Il s’agit bien d’une problématique partagée par une grande majorité et pourtant encore sous-évaluée. Est-il besoin de rappeler que la présence de personnel qualifié – et donc formé – est au cœur de tous les grands enjeux actuels des interventions humanitaires: qualité, réactivité, redevabilité, accès aux populations … ? On imagine dès lors que des solutions communes et mutualisées vont se dessiner et être encouragées. C’est loin d’être le cas.
Du coté des bailleurs, la tentation est grande de réduire le soutien aux seuls coûts directs des opérations. La DG ECHO consacre moins de 1% de son budget annuel au financement de la formation des personnels humanitaires à travers le Réseau NOHA et, récemment en Afrique, à travers le Centre régional de formation Bioforce à Dakar. A l’échelle de la France, si la nouvelle stratégie humanitaire mentionne bien la formation, elle en réserve l’emploi aux seuls diplomates et militaires et dans le seul champ du Droit Humanitaire International. Aucune mention n‘est faite de la nécessité de former les équipes pour améliorer l’efficacité de l’aide.
Certes, de plus en plus de projets financés par ces bailleurs intègrent un volet de « renforcement de capacités » d’organisations nationales partenaires. Cela constitue un progrès mais on gagnerait en efficacité en investissant, en amont, dans le renfort des compétences individuelles du personnel de ces organisations.

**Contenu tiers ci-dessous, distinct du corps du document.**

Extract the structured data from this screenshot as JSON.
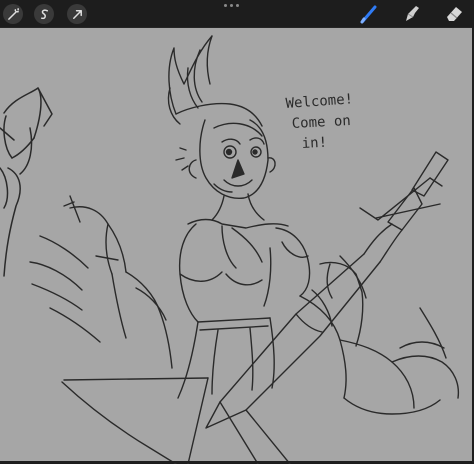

Du coté des acteurs, chacun déploie ses propres solutions de survie. Souvent l’on « s’adapte » aux niveaux de compétences locales, ou bien l’on développe une capacité interne de formation, coûteuse, chronophage et loin du cœur de métier de ceux qui s’y attèlent. Difficultés opérationnelles quotidiennes ou volonté de maîtriser sa propre chaîne de recrutement et de formation: quelles raisons conduisent à un tel manque d’anticipation et de réflexion autour d’une solution partagée ? A minima pourquoi ne pas relayer la nécessité d’y travailler de façon plus ouverte et systématique ?
Notre secteur entend afficher l’image d’un secteur professionnel à part entière, composé de personnels qualifiés à même de relever ses nombreux défis, et en premier lieu, celui d’être à la hauteur des besoins. Comme tout secteur professionnel, il est nécessairement appelé à développer la formation professionnelle continue : Maintenir et développer les compétences que son mandat exige est un enjeu majeur de crédibilité. Cela doit représenter un effort commun des trois principaux groupes qui le composent : les ONG & leurs équipes (la demande), les organismes de formation (l’offre) et les bailleurs (le financement).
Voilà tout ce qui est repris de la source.